Miras Sebebiyle İstihkak Davası Nedir?
(Y20HD-K.2016/7092)
Bir kimse terekenin veya terekeye giren bir malın mirasçısı olarak sahibi bulunduğunu ileri sürüp o terekenin veya o terekeye giren bir malın, terekeyi veya malı elinde bulunduran kimseden kendisine teslimini istediği ve davalı tarafından davacının miras hakkına itiraz edildiği hallerde Türk Medeni Kanununun 637. maddesi hükmüne uygun bir miras sebebiyle istihkak davası söz konusu olur.
Mirasçılar arasında elbirliği hali devam ettiği sürece birbirlerine karşı adi istihkak davası açılmasına gerek bulunmamaktadır. Çünkü mirasçılar bu durumda paylaşım davası açarak paylarına düşecek değerlerin kendilerine verilmesini talep edebilirler.
Somut uyuşmazlıkta davacılar ve davalı murisin alt soyudur. Davalılar, davada davacı tarafın mirasçılık sıfatına karşı koymamıştır. Tarafların mirasçılık sıfatları üzerinde bir uyuşmazlığın bulunmadığı hallerde, miras sebebiyle istihkak davasından söz edilemez. Uyuşmazlık Türk Medenî Kanununun 640 ve devam maddelerinde belirtilen mirasın paylaşılmasına ilişkindir. Paylaşma davalarında da sulh hukuk mahkemesi görevlidir.
Adi İstihkak Davası ile Miras Nedeniyle İstihkak Davasının Farkı
(Y8HD-K.2014/13057)
Mahkemece her ne kadar asıl davadaki uyuşmazlık miras sebebi ile istihkak olarak görülüp buna göre çözümlenmiş ise de; İrs uyuşmazlığı olmayan hallerde miras sebebi ile istihkak davasından söz edilemez. Bir kimse bir terekenin veya terekeye giren bir malın mirasçı olarak sahibi bulunduğunu ileri sürüp o terekenin veya o terekeye giren bir malın bu terekeyi veya malı elinde bulunduran kimseden kendisine teslimini istediği ve davalı tarafından davacının mirastan doğan hakkına itiraz ettiği hallerde Medenî Kanunun 637. maddesine uygun bir miras sebebiyle istihkak davası söz konusu olabilir. Miras sebebi ile istihkak davalarında davacı, mirasçılık sıfatına dayanan bir kimsedir. Davalı ise davacının mirasçılık sıfatına karşı itiraz eden ve terekenin tamamına veya terekeye giren bir malı elinde bulunduran bir kişidir. Bu bilgiler ışığında somut olaya bakıldığında; davacılar mirasçı olduklarını iddia etmekte, davalı ise davacıların mirasçılık sıfatına itiraz etmemektedir. Bu halde miras sebebi ile istihkak davasından söz edilemez. Eldeki dava; adi istihkak davasıdır.

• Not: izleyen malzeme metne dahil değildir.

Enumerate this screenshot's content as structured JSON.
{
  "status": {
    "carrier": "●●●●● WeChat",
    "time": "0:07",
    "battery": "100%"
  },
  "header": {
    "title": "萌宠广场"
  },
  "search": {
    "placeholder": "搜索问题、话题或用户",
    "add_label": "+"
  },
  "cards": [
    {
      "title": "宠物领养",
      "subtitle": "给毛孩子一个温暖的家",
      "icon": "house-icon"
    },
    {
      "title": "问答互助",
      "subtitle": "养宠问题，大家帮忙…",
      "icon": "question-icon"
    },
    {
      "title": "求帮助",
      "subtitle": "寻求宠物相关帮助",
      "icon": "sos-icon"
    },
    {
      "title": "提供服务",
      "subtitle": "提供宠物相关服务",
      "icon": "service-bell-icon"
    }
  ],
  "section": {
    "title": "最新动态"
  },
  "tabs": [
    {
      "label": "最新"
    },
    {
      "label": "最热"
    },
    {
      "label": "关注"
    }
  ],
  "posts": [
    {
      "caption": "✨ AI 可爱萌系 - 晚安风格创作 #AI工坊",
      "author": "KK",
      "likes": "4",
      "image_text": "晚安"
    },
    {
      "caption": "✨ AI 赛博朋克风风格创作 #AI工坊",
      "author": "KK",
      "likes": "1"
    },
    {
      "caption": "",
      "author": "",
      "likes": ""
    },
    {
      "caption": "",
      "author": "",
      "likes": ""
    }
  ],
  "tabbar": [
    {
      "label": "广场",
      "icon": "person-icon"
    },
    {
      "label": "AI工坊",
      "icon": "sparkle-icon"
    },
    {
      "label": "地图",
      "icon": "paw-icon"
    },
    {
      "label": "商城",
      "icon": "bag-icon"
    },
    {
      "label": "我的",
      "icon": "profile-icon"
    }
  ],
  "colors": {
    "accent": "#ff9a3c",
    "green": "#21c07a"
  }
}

Mirasçılar birden fazla ise ve mirasbırakan Türk Kanunu Medenisi ve Medeni Kanunun Yürürlük tarihinden sonra ölmüş ise, tereke mirasçılara iştirak halinde (elbirliği halinde) mülkiyet şeklinde intikâl ettiğinden ya tüm mirasçılar birlikte davacı olacak ya da miras ortaklığına TMK’nun 640. maddesi gereğince, temsilci atanması temin edilecek, dava miras ortaklığı temsilcisi tarafından açılabilecektir.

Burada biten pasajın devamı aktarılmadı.